Вот тут мы растерялись. Как быть? Не помочь человеку в беде? Человеку, за которым гонятся нехорошие люди? Нас этому не учили. Нас учили совсем другому. Ну, а если он сам нехороший человек?
Мы с Алешкой переглянулись. А я понял: решать мне! Как старшему брату. Вот задачка! Человек в опасности. А если я его впущу, в опасности может оказаться мой младший брат, наш Алешка…

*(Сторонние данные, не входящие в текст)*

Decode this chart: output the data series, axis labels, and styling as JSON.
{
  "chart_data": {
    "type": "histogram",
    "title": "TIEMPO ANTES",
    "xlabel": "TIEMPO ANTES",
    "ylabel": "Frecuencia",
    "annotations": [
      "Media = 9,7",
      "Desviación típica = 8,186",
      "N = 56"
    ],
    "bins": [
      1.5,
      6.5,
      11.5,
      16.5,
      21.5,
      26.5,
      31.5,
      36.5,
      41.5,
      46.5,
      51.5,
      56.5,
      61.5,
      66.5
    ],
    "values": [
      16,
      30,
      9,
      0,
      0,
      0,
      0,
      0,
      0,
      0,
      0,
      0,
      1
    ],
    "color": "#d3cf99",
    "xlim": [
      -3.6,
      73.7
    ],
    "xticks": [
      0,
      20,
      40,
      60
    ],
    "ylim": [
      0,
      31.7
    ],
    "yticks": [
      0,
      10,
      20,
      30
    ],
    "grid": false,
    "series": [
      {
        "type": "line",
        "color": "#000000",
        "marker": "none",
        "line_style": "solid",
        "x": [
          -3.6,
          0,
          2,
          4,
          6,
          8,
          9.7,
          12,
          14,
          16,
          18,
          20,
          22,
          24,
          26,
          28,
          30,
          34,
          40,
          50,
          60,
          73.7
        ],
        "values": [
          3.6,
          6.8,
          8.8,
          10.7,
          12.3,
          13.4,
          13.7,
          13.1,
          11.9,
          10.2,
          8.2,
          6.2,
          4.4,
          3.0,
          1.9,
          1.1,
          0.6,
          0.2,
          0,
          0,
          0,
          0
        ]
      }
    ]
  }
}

– Открывай, Дим, – сказал Алешка и достал из-под подушки свою любимую рогатку. – В случае чего засветим ему в лоб – мало не покажется. – И он зарядил рогатку стальным шариком.
Эту знаменитую рогатку папа отбирал у него сколько раз. Даже пригрозил, что сдаст ее в Музей криминалистики. Как образец полухолодного оружия.

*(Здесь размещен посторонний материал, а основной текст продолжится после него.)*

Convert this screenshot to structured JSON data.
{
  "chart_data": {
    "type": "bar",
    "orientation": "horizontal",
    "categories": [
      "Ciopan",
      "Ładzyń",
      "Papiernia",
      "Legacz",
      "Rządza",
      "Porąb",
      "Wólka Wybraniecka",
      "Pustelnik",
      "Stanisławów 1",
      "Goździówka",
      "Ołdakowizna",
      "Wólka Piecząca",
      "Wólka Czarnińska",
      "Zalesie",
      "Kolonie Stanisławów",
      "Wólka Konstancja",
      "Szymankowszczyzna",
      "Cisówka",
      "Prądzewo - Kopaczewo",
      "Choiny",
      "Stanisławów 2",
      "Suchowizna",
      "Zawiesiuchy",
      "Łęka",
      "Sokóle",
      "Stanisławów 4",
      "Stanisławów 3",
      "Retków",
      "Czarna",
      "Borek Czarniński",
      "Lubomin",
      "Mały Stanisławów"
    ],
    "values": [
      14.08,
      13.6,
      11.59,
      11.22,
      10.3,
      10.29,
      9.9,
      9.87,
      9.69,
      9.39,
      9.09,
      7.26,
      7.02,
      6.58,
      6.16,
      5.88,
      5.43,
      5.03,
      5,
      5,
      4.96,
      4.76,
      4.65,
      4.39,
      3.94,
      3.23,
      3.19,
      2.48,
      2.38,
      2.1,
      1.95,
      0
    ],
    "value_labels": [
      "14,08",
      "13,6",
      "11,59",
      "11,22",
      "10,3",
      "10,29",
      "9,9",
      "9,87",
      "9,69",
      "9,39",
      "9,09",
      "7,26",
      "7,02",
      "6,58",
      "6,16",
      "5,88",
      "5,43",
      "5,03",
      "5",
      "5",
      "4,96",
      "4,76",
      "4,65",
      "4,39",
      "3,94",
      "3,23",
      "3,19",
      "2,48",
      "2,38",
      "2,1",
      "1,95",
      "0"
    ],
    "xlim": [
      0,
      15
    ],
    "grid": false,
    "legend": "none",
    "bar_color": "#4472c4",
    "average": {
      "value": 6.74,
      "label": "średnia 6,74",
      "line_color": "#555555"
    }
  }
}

Ночной гость опять тихо постучал в дверь.
Стучал он тихо и даже как-то жалобно. Будто поскуливал под дождем голодный бездомный щенок.

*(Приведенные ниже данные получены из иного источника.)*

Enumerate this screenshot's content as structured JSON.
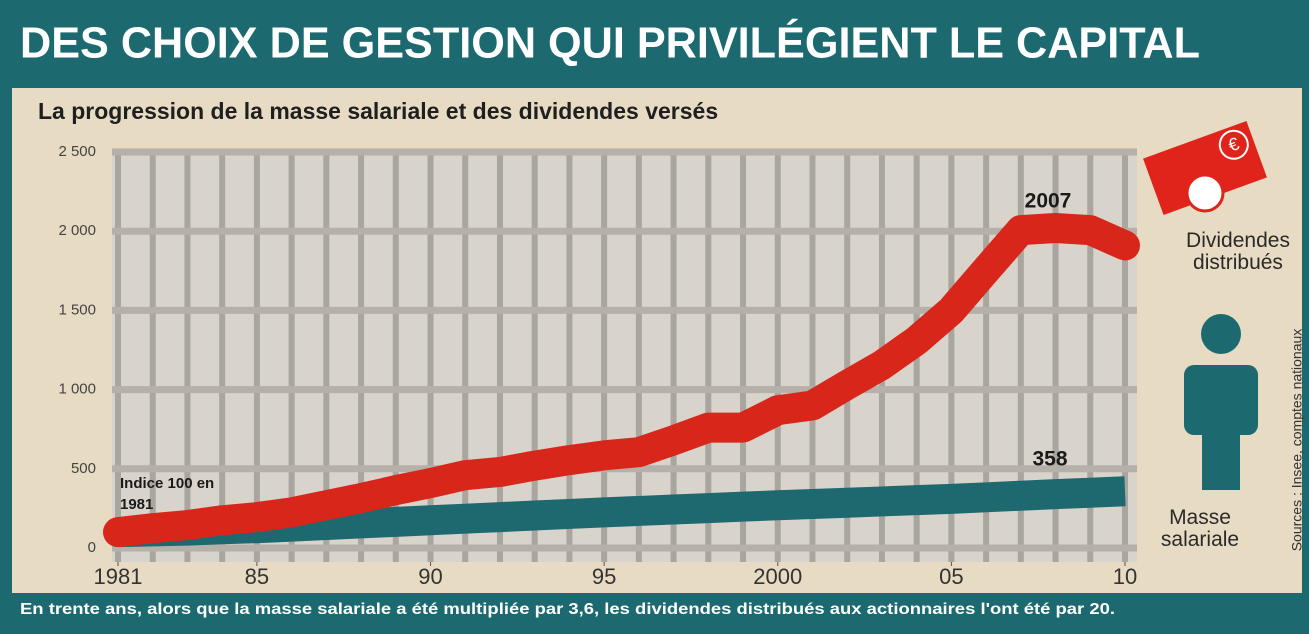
{
  "chart_data": {
    "type": "line",
    "title": "DES CHOIX DE GESTION QUI PRIVILÉGIENT LE CAPITAL",
    "subtitle": "La progression de la masse salariale et des dividendes versés",
    "footnote": "En trente ans, alors que la masse salariale a été multipliée par 3,6, les dividendes distribués aux actionnaires l'ont été par 20.",
    "source": "Sources : Insee, comptes nationaux",
    "annotations": [
      "Indice 100 en 1981",
      "2007",
      "358"
    ],
    "x": [
      1981,
      1982,
      1983,
      1984,
      1985,
      1986,
      1987,
      1988,
      1989,
      1990,
      1991,
      1992,
      1993,
      1994,
      1995,
      1996,
      1997,
      1998,
      1999,
      2000,
      2001,
      2002,
      2003,
      2004,
      2005,
      2006,
      2007,
      2008,
      2009,
      2010
    ],
    "series": [
      {
        "name": "Dividendes distribués",
        "color": "#d8261b",
        "values": [
          100,
          125,
          145,
          175,
          195,
          225,
          270,
          315,
          365,
          410,
          460,
          480,
          520,
          555,
          585,
          605,
          680,
          760,
          760,
          870,
          900,
          1030,
          1155,
          1310,
          1500,
          1755,
          2007,
          2020,
          2007,
          1910
        ]
      },
      {
        "name": "Masse salariale",
        "color": "#1e6870",
        "values": [
          100,
          105,
          110,
          118,
          125,
          135,
          145,
          155,
          165,
          175,
          185,
          195,
          205,
          215,
          225,
          234,
          243,
          252,
          261,
          270,
          278,
          286,
          294,
          302,
          310,
          320,
          330,
          340,
          349,
          358
        ]
      }
    ],
    "xlim": [
      1981,
      2010
    ],
    "xticks": [
      1981,
      {
        "value": 1985,
        "label": "85"
      },
      {
        "value": 1990,
        "label": "90"
      },
      {
        "value": 1995,
        "label": "95"
      },
      2000,
      {
        "value": 2005,
        "label": "05"
      },
      {
        "value": 2010,
        "label": "10"
      }
    ],
    "ylim": [
      0,
      2500
    ],
    "yticks": [
      0,
      500,
      {
        "value": 1000,
        "label": "1 000"
      },
      {
        "value": 1500,
        "label": "1 500"
      },
      {
        "value": 2000,
        "label": "2 000"
      },
      {
        "value": 2500,
        "label": "2 500"
      }
    ],
    "grid": true
  }
}
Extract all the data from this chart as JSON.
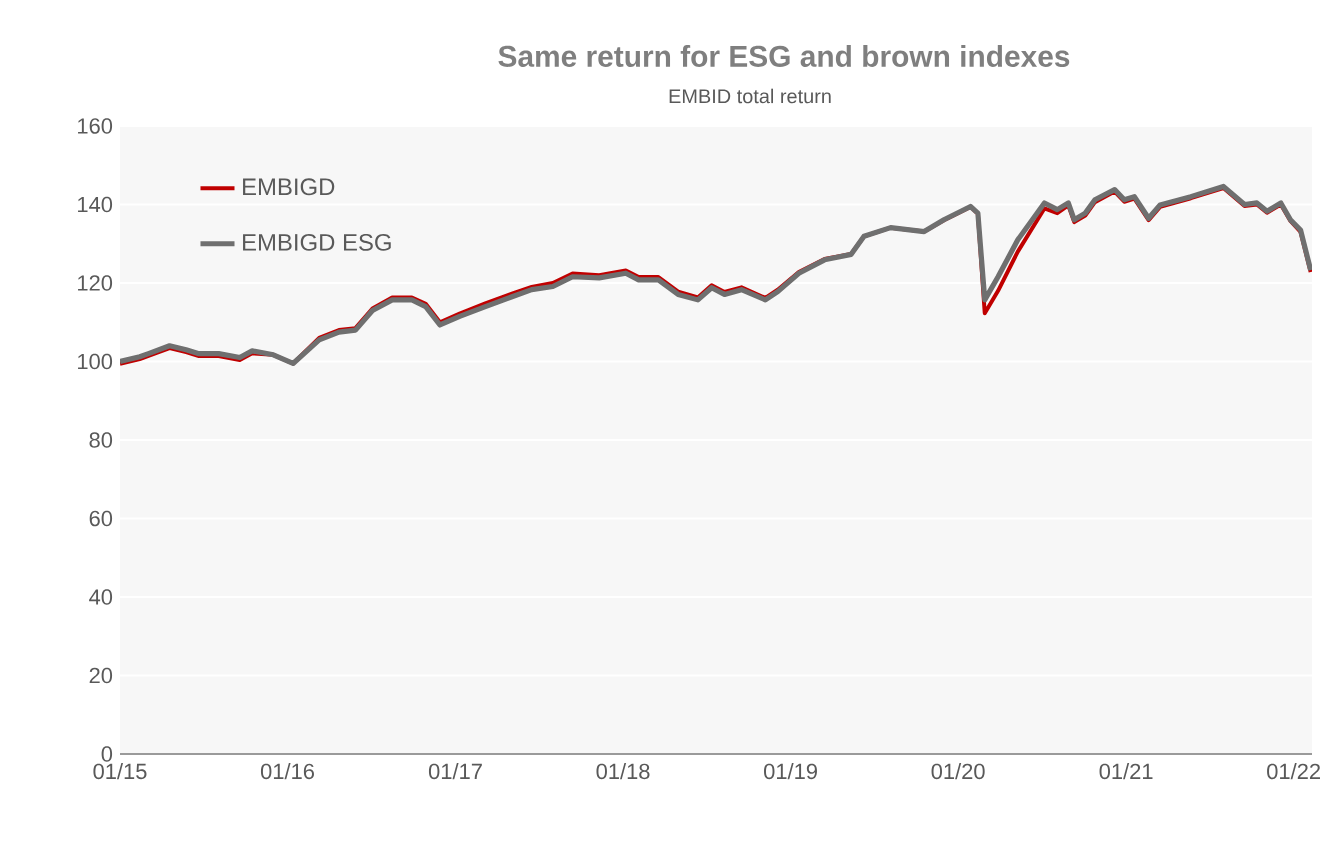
{
  "chart_data": {
    "type": "line",
    "title": "Same return for ESG and brown indexes",
    "subtitle": "EMBID total return",
    "x": [
      "2015-01-01",
      "2015-02-13",
      "2015-03-04",
      "2015-04-19",
      "2015-05-25",
      "2015-06-22",
      "2015-08-04",
      "2015-09-19",
      "2015-10-16",
      "2015-12-01",
      "2016-01-13",
      "2016-03-10",
      "2016-04-22",
      "2016-05-28",
      "2016-07-04",
      "2016-08-16",
      "2016-09-28",
      "2016-10-28",
      "2016-11-28",
      "2017-01-10",
      "2017-03-07",
      "2017-05-04",
      "2017-06-16",
      "2017-08-01",
      "2017-09-13",
      "2017-11-10",
      "2018-01-07",
      "2018-02-04",
      "2018-03-19",
      "2018-05-01",
      "2018-06-13",
      "2018-07-13",
      "2018-08-10",
      "2018-09-16",
      "2018-11-07",
      "2018-12-04",
      "2019-01-19",
      "2019-03-16",
      "2019-05-13",
      "2019-06-10",
      "2019-08-07",
      "2019-10-19",
      "2019-12-01",
      "2020-01-28",
      "2020-02-13",
      "2020-02-28",
      "2020-03-28",
      "2020-05-10",
      "2020-07-07",
      "2020-08-04",
      "2020-08-28",
      "2020-09-10",
      "2020-10-04",
      "2020-10-25",
      "2020-12-07",
      "2020-12-28",
      "2021-01-19",
      "2021-02-19",
      "2021-03-16",
      "2021-05-22",
      "2021-08-01",
      "2021-09-16",
      "2021-10-13",
      "2021-11-04",
      "2021-12-04",
      "2021-12-25",
      "2022-01-16",
      "2022-02-07"
    ],
    "series": [
      {
        "name": "EMBIGD",
        "color": "#c00000",
        "values": [
          99.4,
          100.6,
          101.4,
          103.4,
          102.4,
          101.4,
          101.4,
          100.4,
          102.1,
          101.7,
          99.5,
          106,
          108,
          108.5,
          113.5,
          116.3,
          116.3,
          114.7,
          110,
          112.2,
          114.8,
          117.3,
          119,
          120,
          122.4,
          122,
          123.2,
          121.5,
          121.5,
          117.8,
          116.3,
          119.4,
          117.7,
          118.9,
          116.2,
          118.3,
          122.8,
          126.1,
          127.4,
          131.9,
          134.1,
          133.1,
          136,
          139.4,
          137.6,
          112.3,
          118,
          128,
          139,
          137.8,
          139.8,
          135.5,
          137.2,
          140.6,
          143.3,
          140.7,
          141.5,
          136,
          139.4,
          141.6,
          144.2,
          139.6,
          140,
          137.9,
          140,
          135.8,
          133,
          122.8
        ]
      },
      {
        "name": "EMBIGD ESG",
        "color": "#6f6f6f",
        "values": [
          100,
          101.2,
          102,
          104,
          103,
          102,
          102,
          101,
          102.7,
          101.7,
          99.5,
          105.5,
          107.5,
          108,
          113,
          115.7,
          115.7,
          114,
          109.3,
          111.5,
          114,
          116.5,
          118.3,
          119.1,
          121.6,
          121.3,
          122.5,
          120.8,
          120.8,
          117.1,
          115.7,
          118.8,
          117.1,
          118.3,
          115.7,
          117.8,
          122.5,
          125.9,
          127.3,
          131.9,
          134.1,
          133.1,
          136.1,
          139.5,
          137.8,
          115.7,
          121.6,
          131,
          140.4,
          138.7,
          140.4,
          136.1,
          137.8,
          141.2,
          143.8,
          141.2,
          142,
          136.5,
          139.9,
          142,
          144.6,
          140,
          140.4,
          138.3,
          140.4,
          136.1,
          133.5,
          123.3
        ]
      }
    ],
    "xlim": [
      "2015-01-01",
      "2022-02-10"
    ],
    "xticks": [
      {
        "value": "2015-01-01",
        "label": "01/15"
      },
      {
        "value": "2016-01-01",
        "label": "01/16"
      },
      {
        "value": "2017-01-01",
        "label": "01/17"
      },
      {
        "value": "2018-01-01",
        "label": "01/18"
      },
      {
        "value": "2019-01-01",
        "label": "01/19"
      },
      {
        "value": "2020-01-01",
        "label": "01/20"
      },
      {
        "value": "2021-01-01",
        "label": "01/21"
      },
      {
        "value": "2022-01-01",
        "label": "01/22"
      }
    ],
    "ylim": [
      0,
      160
    ],
    "yticks": [
      0,
      20,
      40,
      60,
      80,
      100,
      120,
      140,
      160
    ],
    "grid": "y",
    "legend": "top left",
    "marker": "none",
    "line_style": "solid"
  }
}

Алешка отошел в угол, держа руку с рогаткой в кармане, а я подошел к двери и щелкнул задвижкой.
Человек за дверью вошел не сразу, постоял на крыльце, озираясь, потом шагнул внутрь. Немного зажмурился от света и сказал:
– Спасибо. Здравствуйте. – Правую руку он, как и Алешка, держал в кармане куртки.
Тоже, небось, с рогаткой. Или с пистолетом. Я уже пожалел, что мы его впустили. Но на первый взгляд он не показался мне опасным. Так себе прохожий, молодых лет и невыразительной комплекции. И лицо тоже какое-то невнятное. То ли спать хочет, то ли еще не совсем проснулся.
– Как у вас светло! – сказал он вроде даже с недовольством. – И с улицы все видно.
– А нам скрывать нечего, – сказал Алешка.
– Да я не об этом. – Он прошел к столу и сел на табуретку. – Я почему к вам-то постучался? Потому что на весь поселок только у вас окошко светилось. Вот я и подумал: раз люди не спят, то можно их побеспокоить.
Я понял, что он совсем не то хотел сказать. Он хотел сказать, что свет в нашем окошке может привлечь нехороших людей, которые зачем-то за ним бегают. И я задернул на окне шторку, выключил свет и зажег свечи.
У нас ведь иногда отключают электричество. Время от времени. Ну, перед дождем, во время дождя, после дождя. А то и задолго до дождя. Поэтому у нас всегда под рукой запас свечей и керосина для лампы.
– Вот, – с удовольствием сказал наш незваный гость. – Так уютнее. А если у вас найдутся три корочки хлеба голодному путнику…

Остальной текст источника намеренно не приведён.